Regardless of what you think about him, he’s good at something. It’s not grifting; there are plenty of people good at that who couldn’t possibly hit this level of success.

4 comments

He is the product of hard work + a lucky break that he compounded into his multiple subsequent successes. His recent ventures (Tesla, SpaceX, etc. would not have succeeded without the sacrifices in mental, physical and emotional toll his thousands upon thousands of workers have given to his companies. What he is good at is hiring the right people to find and grind down as many necessary people as possible until burnout tosses them into the laps of their competitors.
Granted, but I view SpaceX as being Gwynne Shotwell's company since a few years, not Musk's, who seems busy trolling people on Twitter. Shotwell's been the one running the business.
Musk is, and remains, both CEO and chief engineer of SpaceX. According to Isaacson's biography, Musk is the person who suggested and, against considerable opposition from his engineers, insisted on Starship switching to stainless steel instead of carbon fiber.
Musk is also spread very thinly across several large companies (SpaceX, Tesla, Twitter), a number of smaller ventures, and shitposting on Twitter.

As a part-time CEO, he probably deserves part-time credit.

(I am 100% a SpaceX fan, personally. Whatever it is that has made it work.)
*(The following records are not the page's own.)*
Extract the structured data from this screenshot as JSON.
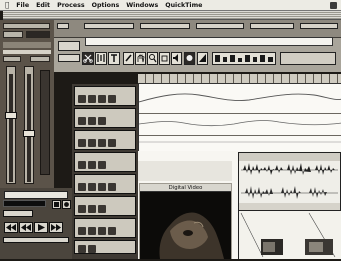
{
  "menubar": {
    "apple_glyph": "",
    "items": [
      "File",
      "Edit",
      "Process",
      "Options",
      "Windows",
      "QuickTime"
    ]
  },
  "window": {
    "title": "Digital Video"
  },
  "colors": {
    "panel_dark": "#5b5349",
    "toolbar": "#a9a59b",
    "lane_bg": "#faf9f5",
    "curve": "#555555"
  },
  "icons": [
    "apple-icon",
    "play-icon",
    "rewind-icon",
    "fast-forward-icon",
    "stop-icon",
    "record-icon",
    "pencil-icon",
    "speaker-icon"
  ]
}
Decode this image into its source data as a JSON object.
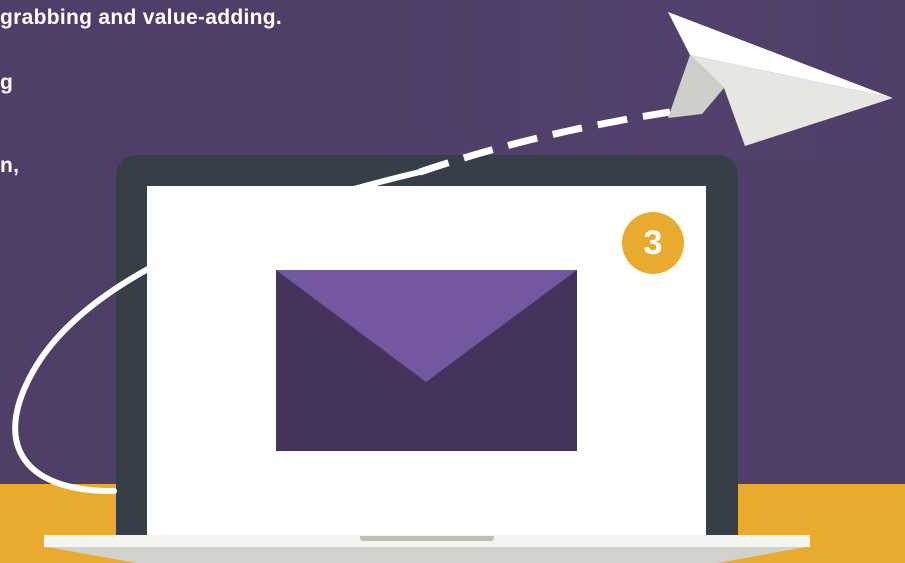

People change, get older, mental stability can change. What he’s been doing at twitter is not a stable way to run businesses. I used to look at him as a quirky business genius. I’m not so sure that applies any longer as his wandered off into the weeds the past couple of years embracing Qanon theories and alternate facts clearly contrary to basic logic.
> he just happened to start successful business

*buy pre-existing companies

SpaceX is 100% founded by Musk.

Tesla was four guys with the brand name and nothing else when Musk came along six months after founding. Given that Musk was the first large outside investor and invested in/joined the company four years before Roadster (which he heavily participated in designing) deliveries began, I don't think it's unreasonable to call him a founder even aside from such being legal fact.